Olivier Bomboire y voit aussi la trace de réalités économiques différentes. "On note par exemple que les finances personnelles sont un facteur de stress pour 63% des répondants francophones, contre 47% côté flamand. L’écart est frappant mais pas si surprenant, puisque le contexte socio-économique n’est pas le même dans les deux Régions."

Les femmes plus menacées

Autre tendance flagrante, les femmes (41% des répondants) témoignent d’une fatigue plus élevée en moyenne: 48% sont en risque d’épuisement, contre 28% du côté des hommes. "Les femmes sont plus exposées à la fatigue chronique et à l’épuisement, nous le constatons systématiquement dans nos enquêtes en entreprise, cela se vérifie de manière très nette ici aussi."
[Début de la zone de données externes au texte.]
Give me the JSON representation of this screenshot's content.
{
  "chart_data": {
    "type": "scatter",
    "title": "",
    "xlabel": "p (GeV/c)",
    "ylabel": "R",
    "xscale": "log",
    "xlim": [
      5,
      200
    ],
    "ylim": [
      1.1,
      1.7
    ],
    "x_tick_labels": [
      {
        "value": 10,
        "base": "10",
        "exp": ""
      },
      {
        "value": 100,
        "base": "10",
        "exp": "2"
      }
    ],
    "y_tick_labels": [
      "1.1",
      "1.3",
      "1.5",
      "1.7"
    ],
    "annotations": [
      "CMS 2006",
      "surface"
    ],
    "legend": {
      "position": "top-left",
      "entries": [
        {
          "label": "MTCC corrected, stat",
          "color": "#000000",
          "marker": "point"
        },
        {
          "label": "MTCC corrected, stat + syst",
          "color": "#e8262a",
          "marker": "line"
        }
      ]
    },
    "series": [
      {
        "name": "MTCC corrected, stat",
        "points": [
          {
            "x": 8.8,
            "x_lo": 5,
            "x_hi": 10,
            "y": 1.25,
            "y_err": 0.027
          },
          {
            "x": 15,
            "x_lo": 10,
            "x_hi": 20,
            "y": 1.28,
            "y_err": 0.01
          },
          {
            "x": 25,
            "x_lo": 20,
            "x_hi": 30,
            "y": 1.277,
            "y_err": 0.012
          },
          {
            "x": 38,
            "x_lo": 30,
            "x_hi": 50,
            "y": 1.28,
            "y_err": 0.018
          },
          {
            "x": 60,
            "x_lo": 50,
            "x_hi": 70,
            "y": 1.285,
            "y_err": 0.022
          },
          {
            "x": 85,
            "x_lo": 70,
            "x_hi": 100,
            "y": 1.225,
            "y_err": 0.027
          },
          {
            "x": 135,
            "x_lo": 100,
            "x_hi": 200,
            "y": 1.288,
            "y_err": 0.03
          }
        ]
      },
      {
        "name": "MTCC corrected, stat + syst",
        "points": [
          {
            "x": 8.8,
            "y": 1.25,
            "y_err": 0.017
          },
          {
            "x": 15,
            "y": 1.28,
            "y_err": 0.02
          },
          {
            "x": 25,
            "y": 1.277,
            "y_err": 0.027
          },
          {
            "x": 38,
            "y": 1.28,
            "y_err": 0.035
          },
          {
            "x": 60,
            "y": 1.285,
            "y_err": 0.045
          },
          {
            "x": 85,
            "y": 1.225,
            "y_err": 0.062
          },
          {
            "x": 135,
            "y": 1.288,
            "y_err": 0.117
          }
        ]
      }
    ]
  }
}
Forte charge chez les cadres

Des contrastes apparaissent aussi selon le statut des répondants. En résumé, la fatigue ressentie diminue à mesure que l’on monte dans la hiérarchie: 44% d’employés en risque d’épuisement (3.200 répondants), 35% chez les cadres (2.500 répondants), 26% parmi les membres de la direction (1.500 répondants). On n’en conclura pas pour autant que managers et dirigeants sont immunisés contre le stress et l’épuisement. Ainsi la charge de travail est davantage vécue comme un problème chez les dirigeants (65%) et les cadres (60%) que chez les employés (53%). Idem pour l’hyperconnectivité, qui pose problème à quatre dirigeants sur cinq (78%).

Comment l’expliquer? "La pression de la transformation digitale, couplée à la gestion des coûts, amène les décideurs à mener des politiques de changement et de redirection rapides, avance Bright Link. La tension qui en résulte ne se limite pas aux employés mais démarre au contraire en haut de la structure."